Tragic Tower

A new documentary sheds light on the role Latinos played on that hot and horrid August day in 1966 when a man named Charles Whitman took to the top of the University of Texas Tower in Austin and stared shooting the people below.  The 25-year old engineering student had already shot his wife and mother before ascended the tower to unload on anyone he could see.

 Directed by Keith Maitland, Tower is as instructive as it is enlightening, but there is no way an audience will feel anything as blithe as entertainment while watching this moving memorial to the victims (living and dead) of this massacre. There have been productions based on the Whitman’s murderous attack before: An early Peter Bogdanovich thriller called Targets; an artsy 90s avant-garde comedy called The Delicate Art of the Rifle; and even a fumigation-centered episode of King of the Hill.
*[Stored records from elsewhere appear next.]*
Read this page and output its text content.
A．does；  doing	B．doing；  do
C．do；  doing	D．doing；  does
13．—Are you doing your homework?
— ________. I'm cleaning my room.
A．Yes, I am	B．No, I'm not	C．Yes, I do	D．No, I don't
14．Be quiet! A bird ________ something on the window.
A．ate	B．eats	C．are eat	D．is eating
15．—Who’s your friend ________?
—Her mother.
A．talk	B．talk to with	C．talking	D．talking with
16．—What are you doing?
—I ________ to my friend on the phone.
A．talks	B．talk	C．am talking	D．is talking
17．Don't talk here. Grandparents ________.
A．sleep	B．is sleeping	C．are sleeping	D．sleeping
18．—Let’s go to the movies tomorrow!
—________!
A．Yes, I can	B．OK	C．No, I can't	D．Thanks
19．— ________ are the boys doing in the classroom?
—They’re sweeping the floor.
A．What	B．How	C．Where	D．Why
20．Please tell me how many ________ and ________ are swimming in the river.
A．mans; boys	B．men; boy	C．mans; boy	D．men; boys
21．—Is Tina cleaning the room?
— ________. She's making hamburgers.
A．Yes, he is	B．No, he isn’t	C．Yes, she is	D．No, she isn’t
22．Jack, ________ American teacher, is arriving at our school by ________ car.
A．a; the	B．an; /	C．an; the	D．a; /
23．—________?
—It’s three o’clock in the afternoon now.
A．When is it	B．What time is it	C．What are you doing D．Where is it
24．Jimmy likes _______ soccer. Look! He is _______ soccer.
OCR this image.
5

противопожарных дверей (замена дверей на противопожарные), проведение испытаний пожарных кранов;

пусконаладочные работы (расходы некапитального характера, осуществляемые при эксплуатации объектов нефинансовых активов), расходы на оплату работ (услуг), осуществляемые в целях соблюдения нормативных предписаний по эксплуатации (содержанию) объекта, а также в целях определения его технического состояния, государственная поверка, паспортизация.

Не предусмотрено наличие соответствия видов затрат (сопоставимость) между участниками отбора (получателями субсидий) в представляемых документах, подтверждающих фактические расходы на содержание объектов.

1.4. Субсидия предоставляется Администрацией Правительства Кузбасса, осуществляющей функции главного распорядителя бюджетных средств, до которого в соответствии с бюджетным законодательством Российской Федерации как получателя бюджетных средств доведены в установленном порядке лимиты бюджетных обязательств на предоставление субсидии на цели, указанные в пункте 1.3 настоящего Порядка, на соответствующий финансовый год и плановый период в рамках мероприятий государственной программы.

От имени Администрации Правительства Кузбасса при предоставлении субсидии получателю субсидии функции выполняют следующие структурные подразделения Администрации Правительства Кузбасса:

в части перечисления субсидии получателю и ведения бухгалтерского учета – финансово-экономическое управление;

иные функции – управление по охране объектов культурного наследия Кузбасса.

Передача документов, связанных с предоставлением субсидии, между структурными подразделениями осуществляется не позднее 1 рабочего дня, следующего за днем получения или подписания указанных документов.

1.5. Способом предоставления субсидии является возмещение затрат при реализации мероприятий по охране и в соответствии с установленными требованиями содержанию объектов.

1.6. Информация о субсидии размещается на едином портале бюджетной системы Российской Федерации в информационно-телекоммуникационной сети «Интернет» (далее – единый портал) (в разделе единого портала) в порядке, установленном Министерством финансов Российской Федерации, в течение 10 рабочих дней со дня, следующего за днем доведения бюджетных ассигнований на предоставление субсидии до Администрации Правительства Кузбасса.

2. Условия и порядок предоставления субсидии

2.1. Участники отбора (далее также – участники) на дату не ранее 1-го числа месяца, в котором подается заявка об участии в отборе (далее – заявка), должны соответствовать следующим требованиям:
 Tower is the only representation of the  tragedy to recommend to anyone who wants to learn about the slaughter and feel pride over the heroism shown on a day marked by the senselessness of a man shooting at people as if they were plastic ducks on a carnival conveyer  belt. It’s a rare blend of experimentation and documentation, with animation, re-enactment, actual news footage, and real life interviews with the survivors. Viewers come to learn just how random the violence was, and be schooled on how heroic ordinary men and woman can become under  hellish circumstances.

 Visually, the documentary recalls the work of Richard Linklater, the Austin-based director whose Waking Life introduced audiences to a new possibilities of rotoscopic animation, a technique that Maitland employs to create the distance required to recreate the terror and have the action look like the nightmare it must have been.

 But Tower is a painful yet very necessary movie to watch, if only to learn about what was affectively the beginning of a certain kind of gun madness in our culture. One is moved by the facts, by the brave news of cops and poets and students and chess players trying to live in a zone of supremely targeted mayhem.

 The film also spreads information that many might never have considered.

 We learn that the one of the surviving people shot by Whitman was a Latino paperboy named Aleck Hernandez Jr. This boy, who was very happy to have the University route that day, was shot off his bicycle. Interviews with Hernandez that come at the end of the film focus on the closure he has skirted past for fifty years and inform deeply about the Latino working class that existed in Austin in the 60s. And we meet Ramiro “Ray” Martinez (Louie Arnette), a police officer who with the help of Houston McCoy (Blair Jackson) heroically took out the sniper.

 Tower, with its emphasis on a more innocent America and the heroism that can exist amid crisis, also shares an aspect of inclusiveness that comes as an instructive balm at the end of an election year that has been a nightmare for most Latinos. Watching this masterful documentary, one is heartened by the information that the Mexican-American officer who helped to bring down Charles Whitman learned how to accomplish this by serving his country in the U.S. Army.